Execute a Run on Wherobots Cloud

Wherobots allows users to upload their code (.py, .jar), execute it on the cloud, and monitor the status of the run. Each execution is called a Run.

The WherobotsRunOperator allows you to execute a Run on Wherobots Cloud. WherobotsRunOperator triggers the run according to the parameters you provide, and waits for the run to finish before completing the task.

Refer to the Wherobots Managed Storage Documentation to learn more about how to upload and manage your code on Wherobots Cloud.

Below is an example of WherobotsRunOperator

operator = WherobotsRunOperator(
        task_id="your_task_id",
        name="airflow_operator_test_run_{{ ts_nodash }}",
        runtime=Runtime.TINY_A10_GPU,
        run_python={
            "uri": "s3://wbts-wbc-m97rcg45xi/42ly7mi0p1/data/shared/classification.py"
        },
        dag=dag,
        poll_logs=True,
    )

Arguments

The arguments for the WherobotsRunOperator constructor:

  • name: str: The name of the run. If not specified, a default name will be generated.
  • runtime: Runtime: The runtime dictates the size and amount of resources powering the run. The default value is Runtime.TINY; see available values here.
  • poll_logs: bool: If True, the operator will poll the logs of the run until it finishes. If False, the operator will not poll the logs, just track the status of the run.
  • polling_interval: The interval in seconds to poll the status of the run.

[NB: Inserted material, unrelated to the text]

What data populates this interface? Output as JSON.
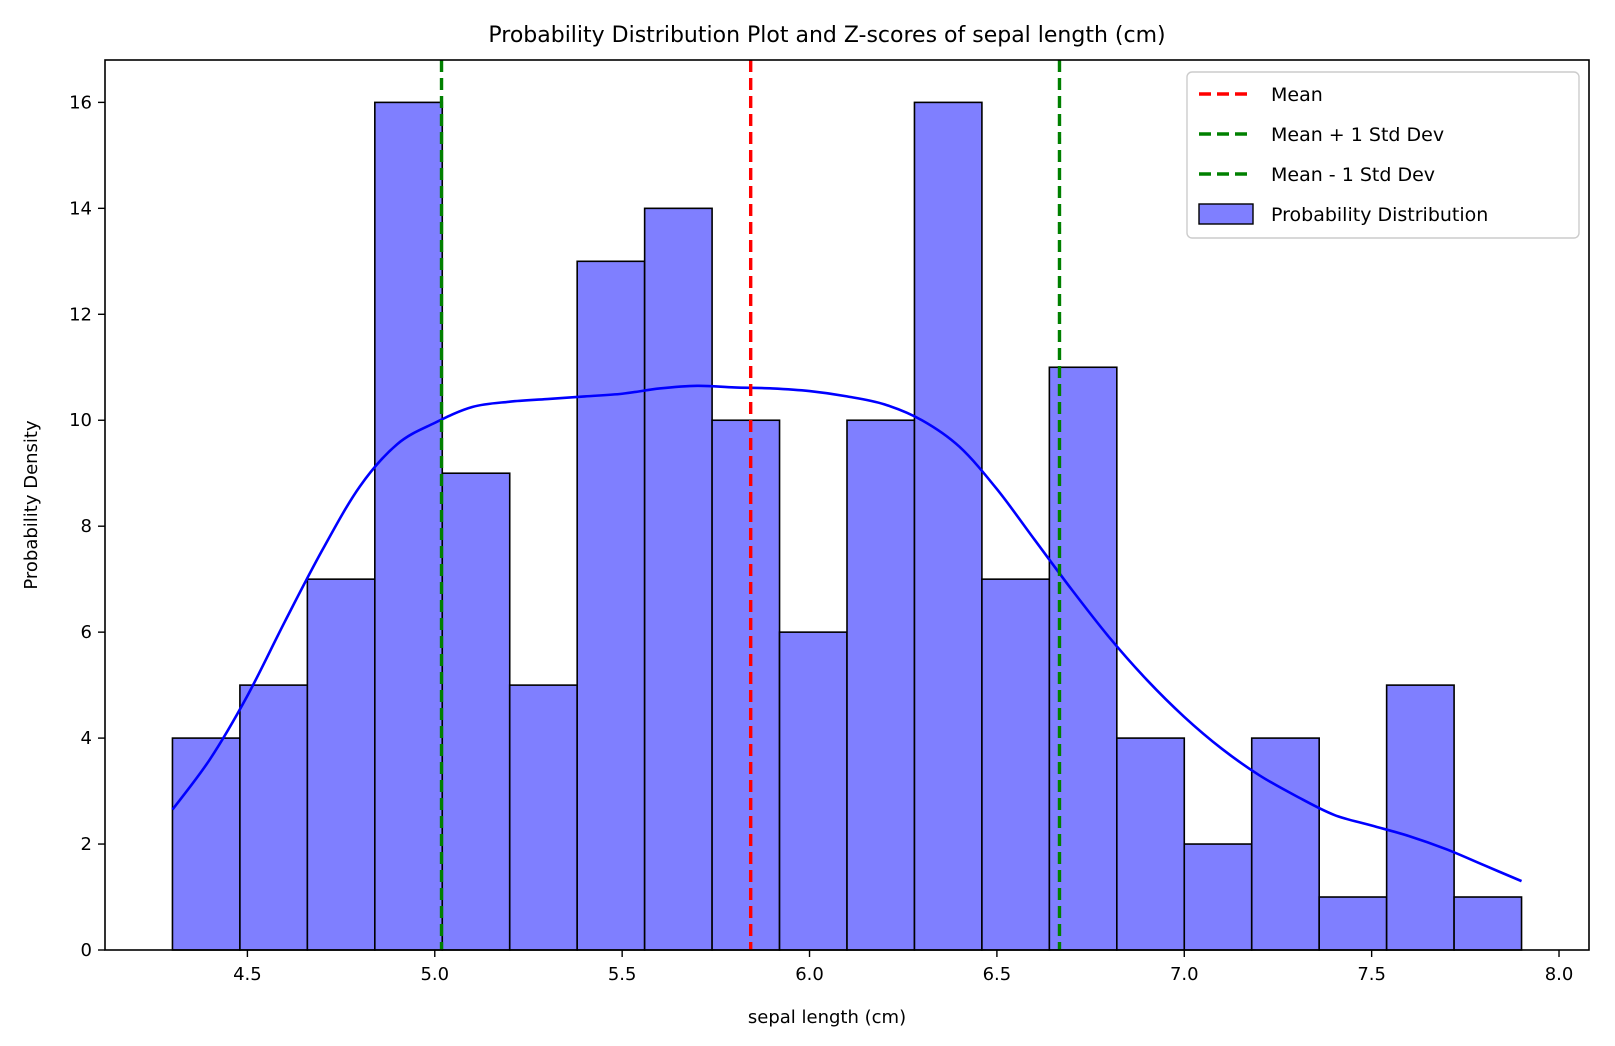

The default value is 30.
  • run_python: dict: A dictionary with the following keys:
    • uri: str: The URI of the Python file to run.
    • args: list[str]: A list of arguments to pass to the Python file.
  • run_jar: dict: A dictionary with the following keys:
    • uri: str: The URI of the JAR file to run.
    • args: list[str]: A list of arguments to pass to the JAR file.
    • mainClass: str: The main class to run in the JAR file.
  • environment: dict: A dictionary with the following keys:
    • sparkDriverDiskGB: int: The disk size for the Spark driver.
    • sparkExecutorDiskGB: int: The disk size for the Spark executor.
    • sparkConfigs: dict: A dictionary of Spark configurations.
    • dependencies: list[dict]: A list of dependant libraries to install.

Important

Wherobots Community Edition users only have access to the "Tiny" runtime type.

Warning

The run_* arguments are mutually exclusive, you can only specify one of them.

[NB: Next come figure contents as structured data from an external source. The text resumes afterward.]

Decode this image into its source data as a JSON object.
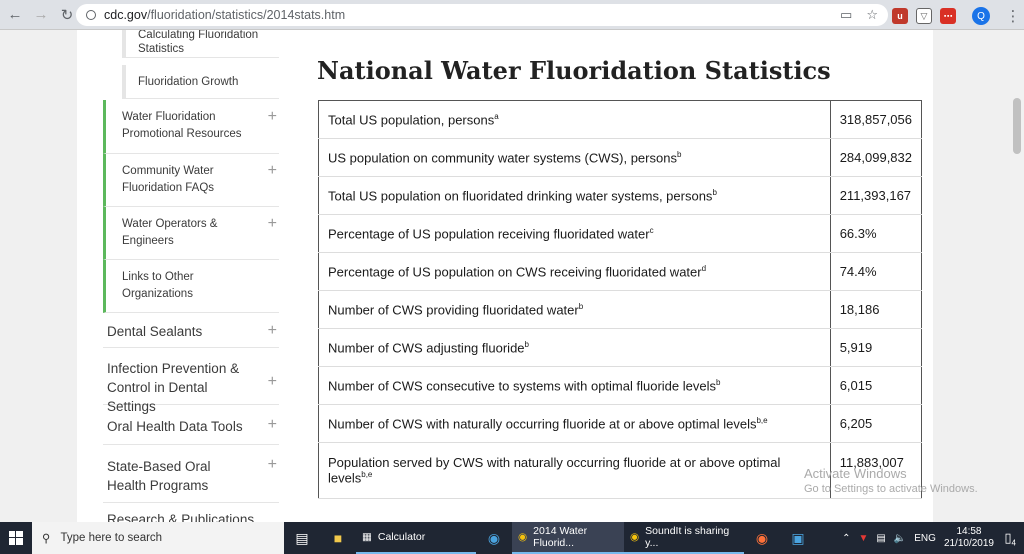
{
  "browser": {
    "url_domain": "cdc.gov",
    "url_path": "/fluoridation/statistics/2014stats.htm"
  },
  "sidebar": {
    "sub_items": [
      {
        "label": "Calculating Fluoridation Statistics"
      },
      {
        "label": "Fluoridation Growth"
      }
    ],
    "group_items": [
      {
        "label": "Water Fluoridation Promotional Resources"
      },
      {
        "label": "Community Water Fluoridation FAQs"
      },
      {
        "label": "Water Operators & Engineers"
      },
      {
        "label": "Links to Other Organizations"
      }
    ],
    "items": [
      {
        "label": "Dental Sealants"
      },
      {
        "label": "Infection Prevention & Control in Dental Settings"
      },
      {
        "label": "Oral Health Data Tools"
      },
      {
        "label": "State-Based Oral Health Programs"
      },
      {
        "label": "Research & Publications"
      }
    ]
  },
  "main": {
    "title": "National Water Fluoridation Statistics",
    "rows": [
      {
        "label": "Total US population, persons",
        "sup": "a",
        "value": "318,857,056"
      },
      {
        "label": "US population on community water systems (CWS), persons",
        "sup": "b",
        "value": "284,099,832"
      },
      {
        "label": "Total US population on fluoridated drinking water systems, persons",
        "sup": "b",
        "value": "211,393,167"
      },
      {
        "label": "Percentage of US population receiving fluoridated water",
        "sup": "c",
        "value": "66.3%"
      },
      {
        "label": "Percentage of US population on CWS receiving fluoridated water",
        "sup": "d",
        "value": "74.4%"
      },
      {
        "label": "Number of CWS providing fluoridated water",
        "sup": "b",
        "value": "18,186"
      },
      {
        "label": "Number of CWS adjusting fluoride",
        "sup": "b",
        "value": "5,919"
      },
      {
        "label": "Number of CWS consecutive to systems with optimal fluoride levels",
        "sup": "b",
        "value": "6,015"
      },
      {
        "label": "Number of CWS with naturally occurring fluoride at or above optimal levels",
        "sup": "b,e",
        "value": "6,205"
      },
      {
        "label": "Population served by CWS with naturally occurring fluoride at or above optimal levels",
        "sup": "b,e",
        "value": "11,883,007"
      }
    ]
  },
  "watermark": {
    "line1": "Activate Windows",
    "line2": "Go to Settings to activate Windows."
  },
  "taskbar": {
    "search_placeholder": "Type here to search",
    "apps": [
      {
        "label": "Calculator"
      },
      {
        "label": "2014 Water Fluorid..."
      },
      {
        "label": "SoundIt is sharing y..."
      }
    ],
    "lang": "ENG",
    "time": "14:58",
    "date": "21/10/2019",
    "notification_count": "4"
  },
  "profile_initial": "Q"
}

The dependencies argument is a list of dictionaries. There are two types of dependencies supported.

  1. PYPI dependencies:
{
    "sourceType": "PYPI",
    "libraryName": "package_name",
    "libraryVersion": "package_version"
}
  1. FILE dependencies:
{
    "sourceType": "FILE",
    "filePath": "s3://bucket/path/to/dependency.whl"
}

The file types supported are .whl, .zip, and .jar.

Execute a SQL query

The WherobotsSqlOperator allows you to run SQL queries on the Wherobots cloud, from which you can build your ETLs and data transformation workflows by querying, manipulating, and producing datasets with WherobotsDB.

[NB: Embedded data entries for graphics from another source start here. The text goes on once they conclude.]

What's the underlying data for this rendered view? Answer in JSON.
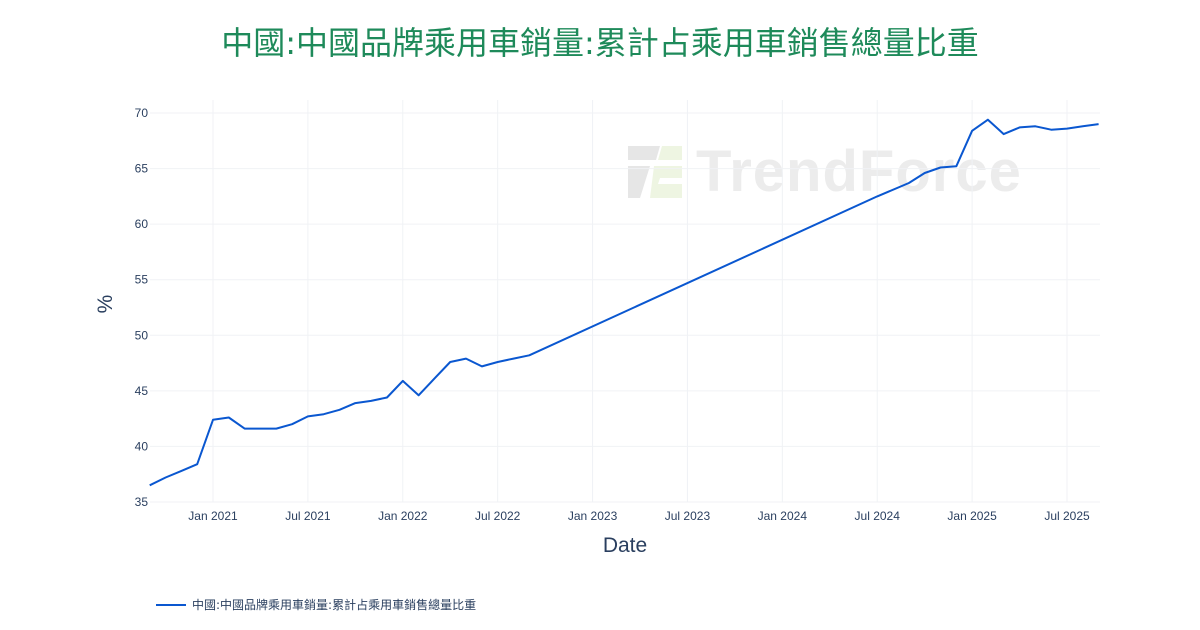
{
  "title": "中國:中國品牌乘用車銷量:累計占乘用車銷售總量比重",
  "watermark": "TrendForce",
  "legend": {
    "label": "中國:中國品牌乘用車銷量:累計占乘用車銷售總量比重",
    "color": "#0a57d0"
  },
  "colors": {
    "title": "#1e8a5a",
    "line": "#0a57d0",
    "grid": "#f0f2f5",
    "text": "#2a3f5f"
  },
  "chart_data": {
    "type": "line",
    "title": "中國:中國品牌乘用車銷量:累計占乘用車銷售總量比重",
    "xlabel": "Date",
    "ylabel": "%",
    "ylim": [
      35,
      70
    ],
    "yticks": [
      35,
      40,
      45,
      50,
      55,
      60,
      65,
      70
    ],
    "xticks": [
      "Jan 2021",
      "Jul 2021",
      "Jan 2022",
      "Jul 2022",
      "Jan 2023",
      "Jul 2023",
      "Jan 2024",
      "Jul 2024",
      "Jan 2025",
      "Jul 2025"
    ],
    "grid": true,
    "legend_position": "bottom-left",
    "series": [
      {
        "name": "中國:中國品牌乘用車銷量:累計占乘用車銷售總量比重",
        "x": [
          "2020-09",
          "2020-10",
          "2020-11",
          "2020-12",
          "2021-01",
          "2021-02",
          "2021-03",
          "2021-04",
          "2021-05",
          "2021-06",
          "2021-07",
          "2021-08",
          "2021-09",
          "2021-10",
          "2021-11",
          "2021-12",
          "2022-01",
          "2022-02",
          "2022-03",
          "2022-04",
          "2022-05",
          "2022-06",
          "2022-07",
          "2022-08",
          "2022-09",
          "2024-07",
          "2024-09",
          "2024-10",
          "2024-11",
          "2024-12",
          "2025-01",
          "2025-02",
          "2025-03",
          "2025-04",
          "2025-05",
          "2025-06",
          "2025-07",
          "2025-08",
          "2025-09"
        ],
        "values": [
          36.5,
          37.2,
          37.8,
          38.4,
          42.4,
          42.6,
          41.6,
          41.6,
          41.6,
          42.0,
          42.7,
          42.9,
          43.3,
          43.9,
          44.1,
          44.4,
          45.9,
          44.6,
          46.1,
          47.6,
          47.9,
          47.2,
          47.6,
          47.9,
          48.2,
          62.5,
          63.7,
          64.6,
          65.1,
          65.2,
          68.4,
          69.4,
          68.1,
          68.7,
          68.8,
          68.5,
          68.6,
          68.8,
          69.0
        ]
      }
    ]
  }
}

Refer to the Wherobots Documentation and this guidance to learn how to read data, transform data, and write results in Spatial SQL with WherobotsDB.

Refer to the Wherobots Apache Airflow Provider Documentation to get more detailed guidance about how to use the Wherobots Apache Airflow Provider.

Example

Below is an example Airflow DAG that executes a SQL query on Wherobots Cloud:

import datetime

from airflow import DAG
from airflow_providers_wherobots.operators.sql import WherobotsSqlOperator


with DAG(
    dag_id="example_wherobots_sql_dag",
    start_date=datetime.datetime.now(),
    schedule="@hourly",
    catchup=False
):
    # Create a `wherobots.test.airflow_example` table with 100 records
    # from the OMF `places_place` dataset.
    operator = WherobotsSqlOperator(
        task_id="execute_query",
        return_last=False,
        runtime=Runtime.TINY,
        sql=f"""
        INSERT INTO wherobots.test.airflow_example
        SELECT id, geometry, confidence, geohash
        FROM wherobots_open_data.overture.places_place
        LIMIT 100
        """,
    )

Arguments

  • runtime: Runtime: The runtime dictates the size and amount of resources powering the run. The default value is Runtime.TINY; see available values here.
  • sql: str: The Spatial SQL query to execute.